Le Père Bernard Kinvi est un prêtre qui dirige l’hôpital de la mission catholique à Bossemptele, une ville dans le nord-ouest de la République centrafricaine. Lorsque les violences sectaires ont éclaté dans le pays en 2013, le Père Kinvi a sauvé la vie de centaines de musulmans assiégés dans leur quartier, qu’il a réunis et hébergés dans son église.

La crise a commencé en mars 2013, lorsque les musulmans des forces Séléka ont renversé le gouvernement et déclenché une vague de violences, brûlé de nombreux villages et tué un grand nombre de personnes. En réponse à ces actes, des milices dites « anti-balaka », recrutées par la majorité chrétienne, ont commencé à attaquer des bases de la Séléka ainsi que des minorités musulmanes. Alors que les leaders de la Séléka ont été chassés du pouvoir et forcés de fuir, les civils musulmans ont dû faire face à la colère des forces anti-balaka. De ville en ville, les musulmans ont été attaqués et massacrés, et leurs maisons et mosquées détruites.

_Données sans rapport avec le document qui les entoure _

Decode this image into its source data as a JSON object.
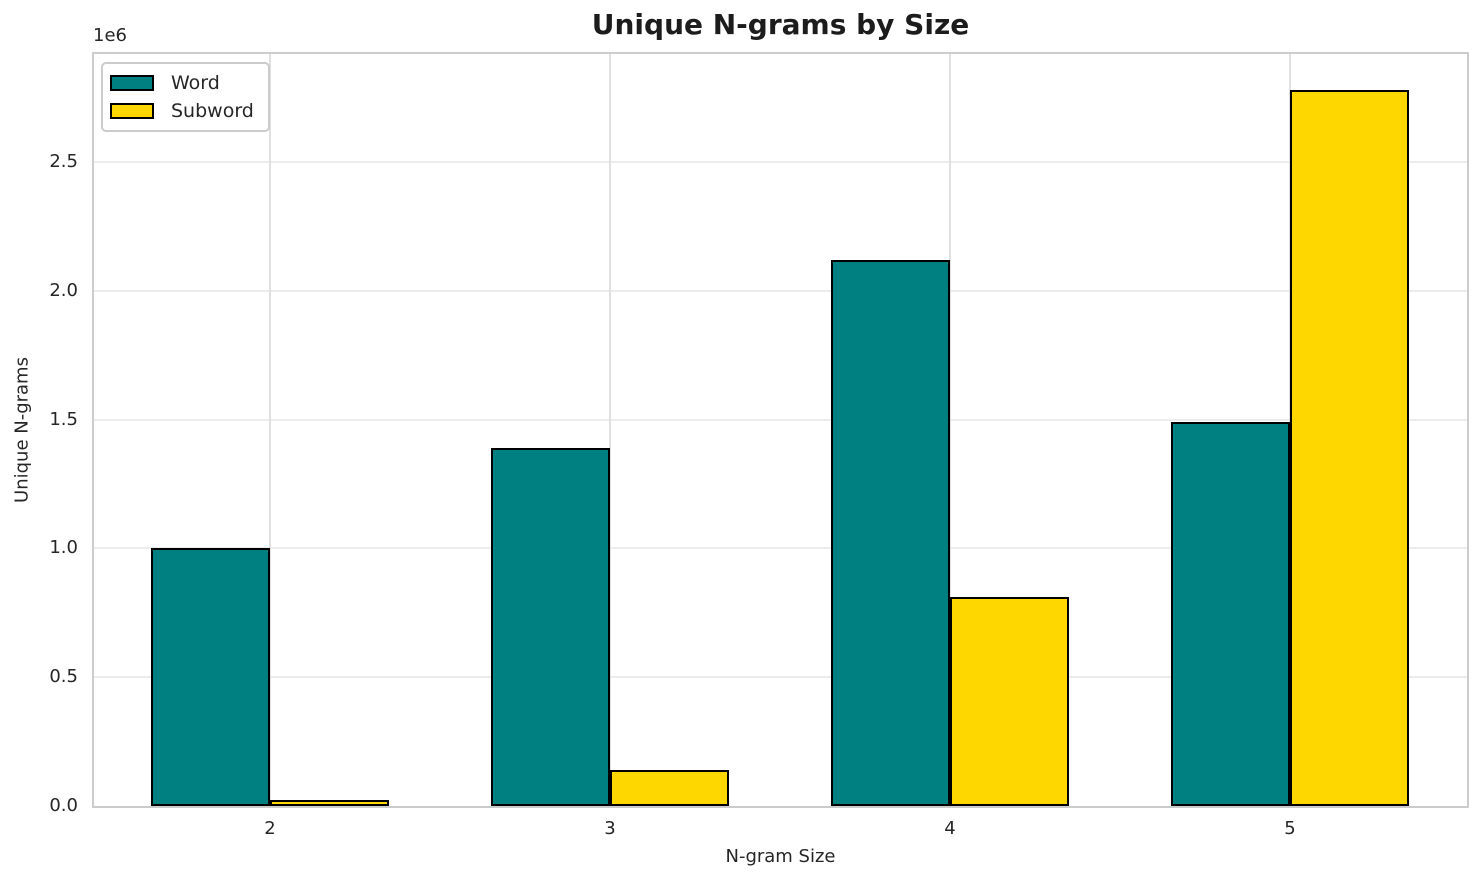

L'une des attaques les plus meurtrières a eu lieu à Bossemptele, où les anti-balaka  ont tué plus de 80 musulmans. Le Père Kinvi a passé des journées entières à chercher des survivants musulmans, dont la plupart était des enfants, et les a emmenés à l’église catholique pour qu’ils soient à l’abri des violences. Alors que le conflit battait son plein, il a hébergé des centaines de musulmans dans l’église et ce malgré les nombreuses menaces de mort de la part des anti-balaka.

En mars 2014, des soldats africains de maintien de la paix ont évacué la majorité des musulmans restants de Bossemptele au Cameroun, en plus des quelques 100 000 musulmans ayant déjà fui le pays. Environ 70 personnes, y compris plus d’une dizaine d’enfants handicapés, se sont retrouvés bloqués dans l’église catholique, beaucoup trop faibles pour faire le voyage. Ne se laissant pas décourager, le Père Kinvi a continué de s’occuper des musulmans à sa charge et a réussi à les ramener à leurs proches.

Human Rights Watch honore le Père Bernard Kinvi pour son courage sans faille et son dévouement dans la protection des civils en République centrafricaine.